Some might say that the former was the only way to go, the latter a really bad idea. I might have harboured such judgmental thoughts myself, had I not the benefit of having been to Lefkada and worked alongside the front line rescuers there. Had I not first-hand experience of having to lift a dog out of my car, putting him on the dirty, hard ground, with a last portion of food by his feet, and driving away, unable to contain my tears.
So Red is here, he’s a delight to his foster family and he’s waiting for his forever family to find him. And he is still waiting, three months later.
Not that there hasn’t been interest for our little man, not that potential adopters haven’t declared him ‘just perfect’ for their family. Until they heard about Leish. Until they were asked to go and research the disease, to get an independent opinion, because, unlike many small charities in the UK, who home foreign dogs, we always do tell our potential adopters not to just take our word for it. You see, if they did, it would make us doubt that they had what it takes to fully appreciate Leishmania, lack of vet support in this country and what it takes to keep their new family member safe.
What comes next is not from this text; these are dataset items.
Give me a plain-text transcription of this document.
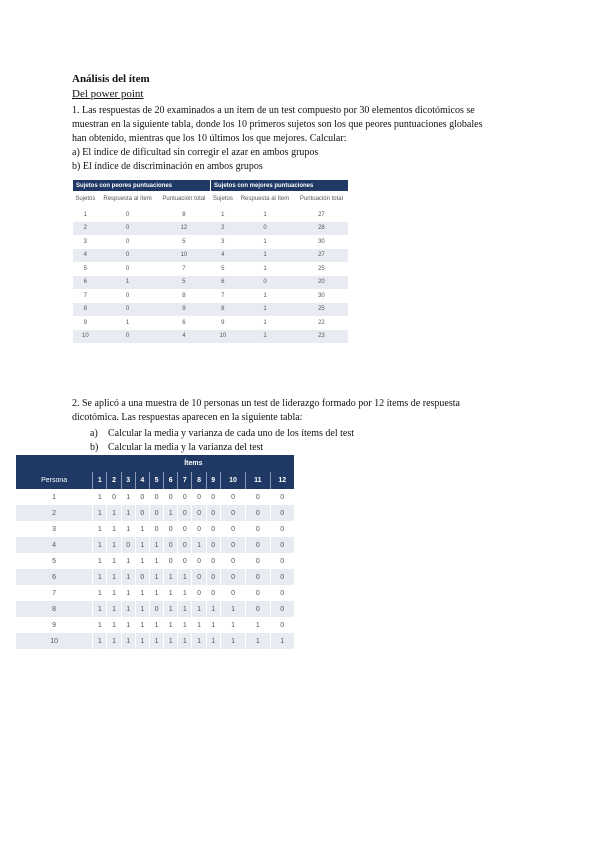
Análisis del ítem
Del power point
1. Las respuestas de 20 examinados a un ítem de un test compuesto por 30 elementos dicotómicos se
muestran en la siguiente tabla, donde los 10 primeros sujetos son los que peores puntuaciones globales
han obtenido, mientras que los 10 últimos los que mejores. Calcular:
a) El índice de dificultad sin corregir el azar en ambos grupos
b) El índice de discriminación en ambos grupos
Sujetos con peores puntuaciones			Sujetos con mejores puntuaciones		
Sujetos	Respuesta al ítem	Puntuación total	Sujetos	Respuesta al ítem	Puntuación total
1	0	8	1	1	27
2	0	12	2	0	28
3	0	5	3	1	30
4	0	10	4	1	27
5	0	7	5	1	25
6	1	5	6	0	20
7	0	8	7	1	30
8	0	9	8	1	25
9	1	6	9	1	22
10	0	4	10	1	23
2. Se aplicó a una muestra de 10 personas un test de liderazgo formado por 12 ítems de respuesta
dicotómica. Las respuestas aparecen en la siguiente tabla:
a)	Calcular la media y varianza de cada uno de los ítems del test
b) Calcular la media y la varianza del test
	Ítems											
Persona	1	2	3	4	5	6	7	8	9	10	11	12
1	1	0	1	0	0	0	0	0	0	0	0	0
2	1	1	1	0	0	1	0	0	0	0	0	0
3	1	1	1	1	0	0	0	0	0	0	0	0
4	1	1	0	1	1	0	0	1	0	0	0	0
5	1	1	1	1	1	0	0	0	0	0	0	0
6	1	1	1	0	1	1	1	0	0	0	0	0
7	1	1	1	1	1	1	1	0	0	0	0	0
8	1	1	1	1	0	1	1	1	1	1	0	0
9	1	1	1	1	1	1	1	1	1	1	1	0
10	1	1	1	1	1	1	1	1	1	1	1	1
A few days ago, hours before the scheduled appointment to meet Red, another family withdrew their application. Their local vet had told them that their children would catch Leish of the dog and that they were being irresponsible to even consider bringing him into their lives.
Marta , (Red’s rescuer), Sallie (his Greek foster mum), Christine (his UK foster mum) and I couldn’t do anything to help the situation. We had to accept that yet again Red’s chance of a happy ever after had disappeared.
We can educate people, we can point them towards informed sources, what we cannot do is make them believe the evidence before them.
So what’s next for Red? For all the other Leish positive dogs waiting for homes? Do we just throw them back out onto the rubbish dump and walk away?
To be honest, I don’t know the answer. And at this point in time, none of us can see any hope. We have decided not to bring any more Leish positive dogs into UK foster, which will bring our Greek foster support to breaking point. Then what?
And Red? Blissfully unaware he is spending tonight on a sofa, having his tummy tickled. He is for now loved and protected and he will, eventually, find his forever home. Sadly, by then his little heart will break a little, having grown much too settled with his foster family.
I am really struggling to end on a positive note, and unless we find Red’s family and change the perception of Leishmania in the UK, this struggle will continue.